VAN M. SAVAGE, PH.D.

savageAssistant Professor, Department of Biomathematics and Department of Ecology and Evolutionary Biology

Tools and Techniques: allometric scaling theory; evolutionary theory; network theory; asymptotics; stochastic processes; models of fractal and asymmetric branching networks; diffusion-reaction equations; optimization

Website: http://www.biomath.ucla.edu/vsavage

Email: vsavage@ucla.edu

Interests: vascular networks; cancer; sleep times; organization and constraint of diversity

Personal Statement:
Biological systems display extraordinary diversity in form and function. By understanding this diversity, we can discover mechanisms that provide critical new insights into biomedical problems. My overall research goal is to combine novel mathematical models with newly collected or analyzed empirical data to understand how biological systems are organized, constrained, and controlled across multiple levels of organization. This approach often relies on an evolutionary understanding of the factors that drive biological systems. These evolutionary factors are often revealed through comparative analyses of organisms and species. In this way, I have found new results and published papers in diverse areas such as tumor growth, animal and plant vascular networks, sleep times, cell size, and even the effects of global warming on ecosystems.

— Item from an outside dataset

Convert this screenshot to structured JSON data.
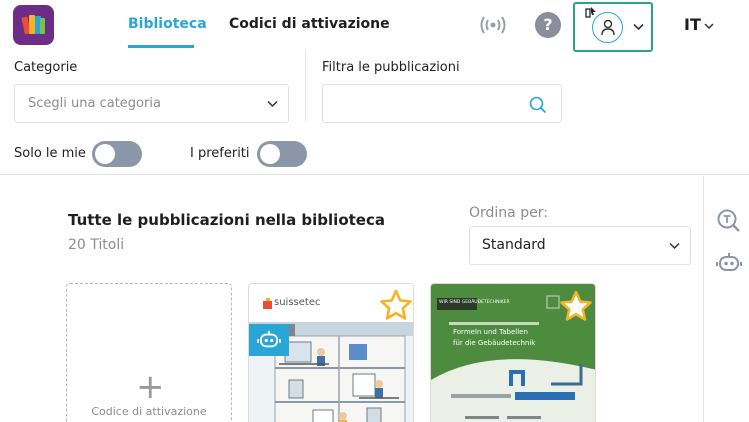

For example, vascular networks exhibit remarkably consistent patterns in their branching architecture. Over the past decade, several models have focused on the structure of vascular networks to explain the allometric scaling of metabolic rate with body size. Intense debate has surrounded existing models and the accuracy of their predictions. To test theory more directly, I worked with a Masters student to construct software for extracting large volumes of high quality data on the geometry of branching architecture from medically relevant, radiographic images, in collaboration with clinical radiologists. Similarly detailed data are being collected for plants in collaboration with the Enquist and Sperry labs. To develop a model that can be reconciled with new empirical results emerging from these data analyses, I have begun to perform detailed calculations of fluid resistance and flow in vascular systems. I am also working to devise analytical and numerical methods for networks composed of asymmetric branching—when one vessel branches into two or more daughter vessels that have different radii, lengths, and flow rate. These new models are essential to investigate the selective and developmental forces that mold vascular networks, and thus far, results reveal intriguing developmental and environmental influences.